O processo de solicitação de visto Schengen tem se mostrado desafiador para muitos africanos, especialmente na Nigéria, Gana e Senegal. Em 2023, 50.376 pedidos de visto foram rejeitados na Nigéria, resultando em perdas financeiras significativas para os solicitantes. A LAGO Collective destaca a discriminação nesse processo.
Joel Anyaegbu, um consultor de jogos de 32 anos, teve sua solicitação de visto negada duas vezes. Ele enviou documentos adicionais, como extratos bancários e comprovantes de propriedade, mas recebeu a justificativa de que as informações eram “não confiáveis”. Anyaegbu, que teve que cancelar compromissos importantes, afirmou sentir-se humilhado e sem respostas da embaixada.
Os dados da Comissão Europeia revelam que quase 50% dos pedidos de visto na Nigéria foram rejeitados, resultando em uma perda de 4,5 milhões de euros (cerca de 5 milhões de dólares) apenas em taxas de visto. A análise da LAGO Collective aponta que, em 2024, os países africanos perderam 60 milhões de euros (aproximadamente 67,5 milhões de dólares) em taxas de vistos rejeitados. Marta Foresti, fundadora da LAGO, afirma que “os países mais pobres pagam aos mais ricos por não conseguirem vistos”, evidenciando uma discriminação embutida no processo.
As taxas de rejeição são alarmantes, com países como Gana e Senegal apresentando índices de 40% a 50%. Um porta-voz da Comissão Europeia declarou que cada pedido é avaliado individualmente, levando em conta o propósito da viagem e a intenção de retorno do solicitante. No entanto, muitos africanos relatam decisões inconsistentes e, em alguns casos, inexplicáveis.

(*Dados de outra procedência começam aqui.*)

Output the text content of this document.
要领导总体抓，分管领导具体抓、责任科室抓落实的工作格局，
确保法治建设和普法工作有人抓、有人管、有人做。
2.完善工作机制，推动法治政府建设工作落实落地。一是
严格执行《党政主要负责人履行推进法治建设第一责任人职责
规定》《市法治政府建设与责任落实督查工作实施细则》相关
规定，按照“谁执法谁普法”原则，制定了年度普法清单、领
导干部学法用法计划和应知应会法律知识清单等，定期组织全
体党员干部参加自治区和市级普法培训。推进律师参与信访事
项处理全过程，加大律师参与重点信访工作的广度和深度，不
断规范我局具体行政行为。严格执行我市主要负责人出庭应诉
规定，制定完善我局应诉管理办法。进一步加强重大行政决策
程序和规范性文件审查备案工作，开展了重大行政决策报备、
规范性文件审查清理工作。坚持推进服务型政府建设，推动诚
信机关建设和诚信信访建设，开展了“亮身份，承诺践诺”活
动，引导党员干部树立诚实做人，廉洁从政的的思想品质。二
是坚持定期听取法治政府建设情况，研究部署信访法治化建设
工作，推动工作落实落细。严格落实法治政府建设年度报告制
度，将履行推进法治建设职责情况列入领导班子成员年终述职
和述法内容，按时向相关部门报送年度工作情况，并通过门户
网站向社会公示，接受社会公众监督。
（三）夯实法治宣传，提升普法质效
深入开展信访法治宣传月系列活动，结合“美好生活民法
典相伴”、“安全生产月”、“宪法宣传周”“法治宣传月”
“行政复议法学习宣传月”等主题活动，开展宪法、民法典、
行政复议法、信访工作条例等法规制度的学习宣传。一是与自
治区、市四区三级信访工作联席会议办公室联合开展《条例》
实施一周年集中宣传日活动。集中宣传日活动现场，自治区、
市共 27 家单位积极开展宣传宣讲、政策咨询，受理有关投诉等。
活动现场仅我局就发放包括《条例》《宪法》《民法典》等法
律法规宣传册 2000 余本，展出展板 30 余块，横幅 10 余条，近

Jean Mboulé, um camaronês que processou a embaixada francesa após ter seu visto negado, exemplifica a frustração. Ele obteve a aprovação após uma batalha legal, mas muitos africanos não contestam as decisões, preferindo reaplicar e arcar com novos custos. A LAGO Collective observa que as taxas de visto aumentaram de 80 para 90 euros em julho de 2024, tornando o processo ainda mais oneroso.
A situação é semelhante para solicitantes de visto do Reino Unido, onde as taxas também aumentaram. Em 2024, as rejeições de vistos britânicos geraram um custo adicional de 50,7 milhões de libras (cerca de 68,8 milhões de dólares). A pressão sobre os solicitantes africanos continua a crescer, refletindo um padrão de comportamento histórico que influencia a análise de novos pedidos.